Вийон все время готов корить себя за то, что заигрался, от души наслаждался, но не желает остаться в глазах потомков вором и убийцей. Всему виной Судьба. «Большое завещание» — не автобиография, это документ, в котором бедняга Вийон представил себя в лучшем свете. Бродяга охотно учит жить, и сведение счетов подается под знаком высокой морали. Хоть автор и не окончательно лишен способности мыслить здраво:
Он не из тех поэтов, которые небрежно относятся к своим трудам и не сохраняют копий. Вийон дорожит своими произведениями. Возможно, бродя по дорогам, он носил с собой собрание поэм, которые могли бы стать вступлением к «Завещанию». Лучшего Сезама для двора Рене Анжуйского или Карла Орлеанского׳», чем багаж из рондо и баллад, не найти. Сохранив его во время странствий или отыскав по возвращении, Вийон всегда имел под рукой эти стихи и использовал их в «Завещании». Совершенно естественно, что ему пришла мысль поместить старые вещи в новой поэме. Не лучшее ли это из того, что можно завещать?
«Завещание» перестает быть завещательным вымыслом. Это сам Вийон в двух тысячах стихов, со своими надеждами, крушениями и несчастьями. Раздаривая добро, он делает сотни умозаключений из истории, рассказанной стихами, которая содержит вехи его жизни.
То, что он хочет подвести итог своей жизни, не вызывает сомнения, даже если он плутует, скрывая то, что ему не нравится, и не признает ответственности за собственное банкротство.
На этот раз речь идет о завещании, а не просто о серии даров. То, что невозможно объединить, он отбрасывает: несколько юношеских сочинений, несколько стихов по случаю, как, например, поэма, посвященная Марии Орлеанской, или прошение, обращенное к герцогу Бурбонскому, несколько поэтических вещиц, таких, как баллада пословиц.
Точно так же Вийон не вводит в «Большое завещание» пародию на излишний педантизм, которую он написал, будучи молодым, и где иронизировал над недомыслием всезнаек.

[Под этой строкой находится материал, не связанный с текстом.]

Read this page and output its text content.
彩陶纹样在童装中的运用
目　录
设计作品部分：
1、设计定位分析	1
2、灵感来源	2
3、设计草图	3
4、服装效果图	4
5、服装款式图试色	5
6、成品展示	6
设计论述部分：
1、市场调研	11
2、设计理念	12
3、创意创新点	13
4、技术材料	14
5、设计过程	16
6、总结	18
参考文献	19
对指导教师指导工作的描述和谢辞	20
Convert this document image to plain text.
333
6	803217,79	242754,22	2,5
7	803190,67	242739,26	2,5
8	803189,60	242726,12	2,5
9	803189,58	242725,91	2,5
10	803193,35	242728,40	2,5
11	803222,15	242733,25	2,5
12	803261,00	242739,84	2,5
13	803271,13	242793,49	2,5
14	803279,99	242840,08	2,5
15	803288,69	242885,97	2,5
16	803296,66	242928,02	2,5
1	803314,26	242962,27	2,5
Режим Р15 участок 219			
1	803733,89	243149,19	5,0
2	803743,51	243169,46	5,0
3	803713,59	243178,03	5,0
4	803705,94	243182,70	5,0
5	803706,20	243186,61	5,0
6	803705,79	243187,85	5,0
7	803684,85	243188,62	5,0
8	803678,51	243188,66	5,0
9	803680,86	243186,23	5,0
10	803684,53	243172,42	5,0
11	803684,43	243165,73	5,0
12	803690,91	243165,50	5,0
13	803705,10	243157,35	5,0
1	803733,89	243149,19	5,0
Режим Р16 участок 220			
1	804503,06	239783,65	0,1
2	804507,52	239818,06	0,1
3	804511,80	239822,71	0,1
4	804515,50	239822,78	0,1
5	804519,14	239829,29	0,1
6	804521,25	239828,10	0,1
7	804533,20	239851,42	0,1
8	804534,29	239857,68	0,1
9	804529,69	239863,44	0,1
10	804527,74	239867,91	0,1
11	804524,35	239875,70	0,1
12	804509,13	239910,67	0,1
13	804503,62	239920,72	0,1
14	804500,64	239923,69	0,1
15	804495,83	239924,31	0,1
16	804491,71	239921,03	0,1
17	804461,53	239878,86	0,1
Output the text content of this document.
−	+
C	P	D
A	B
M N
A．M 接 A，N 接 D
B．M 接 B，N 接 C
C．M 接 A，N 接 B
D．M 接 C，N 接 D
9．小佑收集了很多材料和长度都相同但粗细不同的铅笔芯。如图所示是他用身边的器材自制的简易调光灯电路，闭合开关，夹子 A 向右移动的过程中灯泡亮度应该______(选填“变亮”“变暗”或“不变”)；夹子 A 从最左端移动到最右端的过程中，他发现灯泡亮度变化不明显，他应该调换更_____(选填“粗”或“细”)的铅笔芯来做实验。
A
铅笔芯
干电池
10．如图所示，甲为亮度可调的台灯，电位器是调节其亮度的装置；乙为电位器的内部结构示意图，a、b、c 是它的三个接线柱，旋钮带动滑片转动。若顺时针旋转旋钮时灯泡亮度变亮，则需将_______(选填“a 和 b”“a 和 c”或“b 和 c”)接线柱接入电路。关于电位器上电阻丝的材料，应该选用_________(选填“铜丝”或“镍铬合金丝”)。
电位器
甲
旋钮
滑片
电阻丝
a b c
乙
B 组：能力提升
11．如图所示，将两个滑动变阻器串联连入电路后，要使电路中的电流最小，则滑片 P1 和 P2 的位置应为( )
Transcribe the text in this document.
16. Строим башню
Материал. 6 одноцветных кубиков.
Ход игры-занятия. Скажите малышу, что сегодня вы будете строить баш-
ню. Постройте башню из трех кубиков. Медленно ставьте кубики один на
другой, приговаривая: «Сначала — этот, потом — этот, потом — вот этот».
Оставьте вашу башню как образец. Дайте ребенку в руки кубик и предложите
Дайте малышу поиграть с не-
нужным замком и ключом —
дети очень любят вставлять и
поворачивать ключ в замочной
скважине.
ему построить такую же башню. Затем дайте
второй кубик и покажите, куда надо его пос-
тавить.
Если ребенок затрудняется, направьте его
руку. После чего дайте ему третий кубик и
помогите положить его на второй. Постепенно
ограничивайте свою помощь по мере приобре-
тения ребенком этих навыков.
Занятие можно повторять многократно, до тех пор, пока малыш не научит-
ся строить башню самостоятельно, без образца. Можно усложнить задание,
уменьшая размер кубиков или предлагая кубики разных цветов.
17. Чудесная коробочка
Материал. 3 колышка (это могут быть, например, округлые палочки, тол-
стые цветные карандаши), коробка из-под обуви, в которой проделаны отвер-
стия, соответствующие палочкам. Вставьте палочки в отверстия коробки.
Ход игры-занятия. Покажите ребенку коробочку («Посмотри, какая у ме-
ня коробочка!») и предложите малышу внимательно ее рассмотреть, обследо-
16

Не считая примерно десятка вещей, поэт берет все, что сохранил из своих работ, и, не имея намерения демонстрировать в антологии разносторонность своего таланта, он объединяет их в нечто цельное, что можно назвать судьбой Франсуа Вийона. Поскольку у нас есть «Малое завещание» 1456 года, мы знаем, что он делал из воображаемой последней воли завещателя, которому нечего завешать. Что мы узнали бы из первоначального текста других поэм, включенных в «Большое завещание» в разное время? Мы знаем их такими, какими они попали в последнее произведение, и не можем сказать, перерабатывал ли их Вийон, как переработал тему завещаний.
Читая окончательный вариант «Большого завещания», мы найдем баллады, изданные в 1533 году Клеманом Маро, которые по большей части запомнятся своим рефреном. Посвятив свое перо вдохновению творчества или любовным разочарованиям, поэт в них более раскован, чем в риторических упражнениях, коими являются восьмистишия завещаний с двойным или тройным смыслом. Когда он обращается к традиционной лирике и народной морали или когда наполняет своим вдохновением уже устоявшиеся поэтические формы, использованные Аленом Шартье, Эсташем Дешаном или Карлом Орлеанским и Рютбёфом, Франсуа Вийону удается передать весь блеск своего гения. Вспомните только…
«Баллада о дамах былых времен» появляется первой после наводящего тоску описания смерти.
За этим тотчас следует «Баллада о сеньорах былых времен».
Затем идет «Баллада на старофранцузском».